- Born: 1965
- Education: Northwestern University
- Known for: Stochastic and Nonlinear Dynamics
- Scientific career
- Fields: Mathematics
- Workplaces: Georgia Institute of Technology
- Doctoral advisor: Bernard J. Matkowsky

= Rachel Kuske =

American mathematician

Rachel Ann Kuske (born 1965) is an American-Canadian applied mathematician and Professor and Chair of Mathematics at the Georgia Institute of Technology.

==Professional career==
Kuske received her PhD in Applied Mathematics from Northwestern University in 1992. Her dissertation, Asymptotic Analysis of Random Wave Equations, was supervised by Bernard J. Matkowsky. From 1997 to 2002, she was Assistant Professor and then associate professor at the University of Minnesota. She is an expert on stochastic and nonlinear dynamics, mathematical modeling, asymptotic methods, and industrial mathematics. She served on the Scientific Advisory Board for the Institute for Computational and Experimental Research in Mathematics (ICERM), and as of 2021 she serves on ICERM's board of trustees.

==Awards and honours==
Kuske was awarded a Sloan Fellowship in 1992 and was made a Canada Research Chair in 2002.

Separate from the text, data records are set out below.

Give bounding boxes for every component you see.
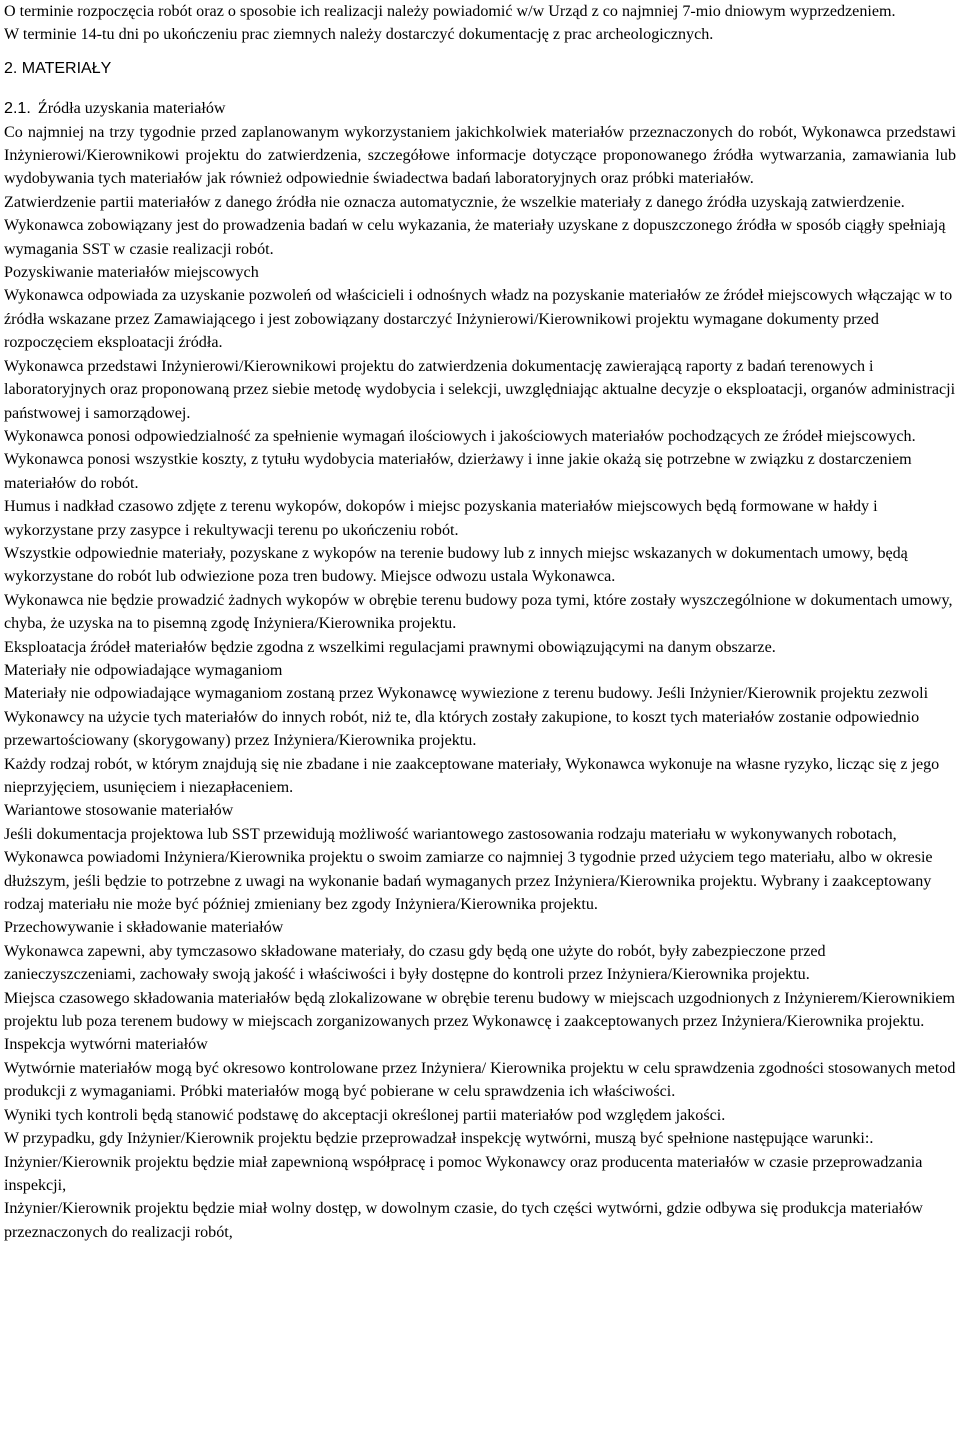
body-paragraph: Co najmniej na trzy tygodnie przed zaplanowanym wykorzystaniem jakichkolwiek materiałów przeznaczonych do robót, Wykonawca przedstawi Inżynierowi/Kierownikowi projektu do zatwierdzenia, szczegółowe informacje dotyczące proponowanego źródła wytwarzania, zamawiania lub wydobywania tych materiałów jak również odpowiednie świadectwa badań laboratoryjnych oraz próbki materiałów.: [4, 123, 956, 188]
body-paragraph: Wykonawca ponosi wszystkie koszty, z tytułu wydobycia materiałów, dzierżawy i inne jakie okażą się potrzebne w związku z dostarczeniem materiałów do robót.: [4, 451, 912, 492]
paragraph-heading: Materiały nie odpowiadające wymaganiom: [4, 661, 283, 679]
body-paragraph: Wykonawca zobowiązany jest do prowadzenia badań w celu wykazania, że materiały uzyskane z dopuszczonego źródła w sposób ciągły spełniają wymagania SST w czasie realizacji robót.: [4, 217, 946, 258]
body-paragraph: Miejsca czasowego składowania materiałów będą zlokalizowane w obrębie terenu budowy w miejscach uzgodnionych z Inżynierem/Kierownikiem projektu lub poza terenem budowy w miejscach zorganizowanych przez Wykonawcę i zaakceptowanych przez Inżyniera/Kierownika projektu.: [4, 989, 955, 1031]
body-paragraph: Wszystkie odpowiednie materiały, pozyskane z wykopów na terenie budowy lub z innych miejsc wskazanych w dokumentach umowy, będą wykorzystane do robót lub odwiezione poza tren budowy. Miejsce odwozu ustala Wykonawca.: [4, 544, 908, 586]
paragraph-heading: Pozyskiwanie materiałów miejscowych: [4, 264, 259, 282]
body-paragraph: Wykonawca przedstawi Inżynierowi/Kierownikowi projektu do zatwierdzenia dokumentację zawierającą raporty z badań terenowych i laboratoryjnych oraz proponowaną przez siebie metodę wydobycia i selekcji, uwzględniając aktualne decyzje o eksploatacji, organów administracji państwowej i samorządowej.: [4, 357, 956, 422]
intro-paragraph-1: O terminie rozpoczęcia robót oraz o sposobie ich realizacji należy powiadomić w/w Urząd z co najmniej 7-mio dniowym wyprzedzeniem.: [4, 3, 896, 20]
section-title: 2. MATERIAŁY: [4, 59, 112, 77]
body-paragraph: Każdy rodzaj robót, w którym znajdują się nie zbadane i nie zaakceptowane materiały, Wykonawca wykonuje na własne ryzyko, licząc się z jego nieprzyjęciem, usunięciem i niezapłaceniem.: [4, 755, 940, 796]
body-paragraph: Wykonawca zapewni, aby tymczasowo składowane materiały, do czasu gdy będą one użyte do robót, były zabezpieczone przed zanieczyszczeniami, zachowały swoją jakość i właściwości i były dostępne do kontroli przez Inżyniera/Kierownika projektu.: [4, 942, 826, 984]
body-paragraph: Wytwórnie materiałów mogą być okresowo kontrolowane przez Inżyniera/ Kierownika projektu w celu sprawdzenia zgodności stosowanych metod produkcji z wymaganiami. Próbki materiałów mogą być pobierane w celu sprawdzenia ich właściwości.: [4, 1059, 956, 1101]
body-paragraph: Zatwierdzenie partii materiałów z danego źródła nie oznacza automatycznie, że wszelkie materiały z danego źródła uzyskają zatwierdzenie.: [4, 193, 905, 211]
body-paragraph: Eksploatacja źródeł materiałów będzie zgodna z wszelkimi regulacjami prawnymi obowiązującymi na danym obszarze.: [4, 638, 776, 656]
paragraph-heading: Inspekcja wytwórni materiałów: [4, 1036, 208, 1054]
body-paragraph: W przypadku, gdy Inżynier/Kierownik projektu będzie przeprowadzał inspekcję wytwórni, muszą być spełnione następujące warunki:.: [4, 1130, 874, 1148]
body-paragraph: Jeśli dokumentacja projektowa lub SST przewidują możliwość wariantowego zastosowania rodzaju materiału w wykonywanych robotach, Wykonawca powiadomi Inżyniera/Kierownika projektu o swoim zamiarze co najmniej 3 tygodnie przed użyciem tego materiału, albo w okresie dłuższym, jeśli będzie to potrzebne z uwagi na wykonanie badań wymaganych przez Inżyniera/Kierownika projektu. Wybrany i zaakceptowany rodzaj materiału nie może być później zmieniany bez zgody Inżyniera/Kierownika projektu.: [4, 825, 933, 914]
body-paragraph: Wykonawca ponosi odpowiedzialność za spełnienie wymagań ilościowych i jakościowych materiałów pochodzących ze źródeł miejscowych.: [4, 427, 916, 445]
subsection-heading: [4, 97, 956, 120]
paragraph-heading: Wariantowe stosowanie materiałów: [4, 802, 234, 820]
paragraph-heading: Przechowywanie i składowanie materiałów: [4, 919, 284, 937]
body-paragraph: Inżynier/Kierownik projektu będzie miał zapewnioną współpracę i pomoc Wykonawcy oraz producenta materiałów w czasie przeprowadzania inspekcji,: [4, 1153, 923, 1194]
body-paragraph: Materiały nie odpowiadające wymaganiom zostaną przez Wykonawcę wywiezione z terenu budowy. Jeśli Inżynier/Kierownik projektu zezwoli Wykonawcy na użycie tych materiałów do innych robót, niż te, dla których zostały zakupione, to koszt tych materiałów zostanie odpowiednio przewartościowany (skorygowany) przez Inżyniera/Kierownika projektu.: [4, 685, 929, 750]
body-paragraph: Wykonawca odpowiada za uzyskanie pozwoleń od właścicieli i odnośnych władz na pozyskanie materiałów ze źródeł miejscowych włączając w to źródła wskazane przez Zamawiającego i jest zobowiązany dostarczyć Inżynierowi/Kierownikowi projektu wymagane dokumenty przed rozpoczęciem eksploatacji źródła.: [4, 287, 953, 352]
intro-paragraph-2: W terminie 14-tu dni po ukończeniu prac ziemnych należy dostarczyć dokumentację z prac archeologicznych.: [4, 26, 714, 44]
subsection-number: 2.1.: [4, 99, 31, 118]
body-paragraph: Wykonawca nie będzie prowadzić żadnych wykopów w obrębie terenu budowy poza tymi, które zostały wyszczególnione w dokumentach umowy, chyba, że uzyska na to pisemną zgodę Inżyniera/Kierownika projektu.: [4, 591, 953, 633]
body-paragraph: Inżynier/Kierownik projektu będzie miał wolny dostęp, w dowolnym czasie, do tych części wytwórni, gdzie odbywa się produkcja materiałów przeznaczonych do realizacji robót,: [4, 1200, 923, 1241]
body-paragraph: Humus i nadkład czasowo zdjęte z terenu wykopów, dokopów i miejsc pozyskania materiałów miejscowych będą formowane w hałdy i wykorzystane przy zasypce i rekultywacji terenu po ukończeniu robót.: [4, 498, 878, 539]
subsection-title: Źródła uzyskania materiałów: [37, 100, 226, 118]
body-paragraph: Wyniki tych kontroli będą stanowić podstawę do akceptacji określonej partii materiałów pod względem jakości.: [4, 1106, 726, 1124]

In 2011 Kuske was a recipient of the Canadian Mathematical Society Krieger–Nelson Prize, given to outstanding woman in mathematics in Canada.

In 2015 she became a fellow of the Society for Industrial and Applied Mathematics "for contributions to the theory of stochastic and nonlinear dynamics and its application, and for promoting equity and diversity in mathematics."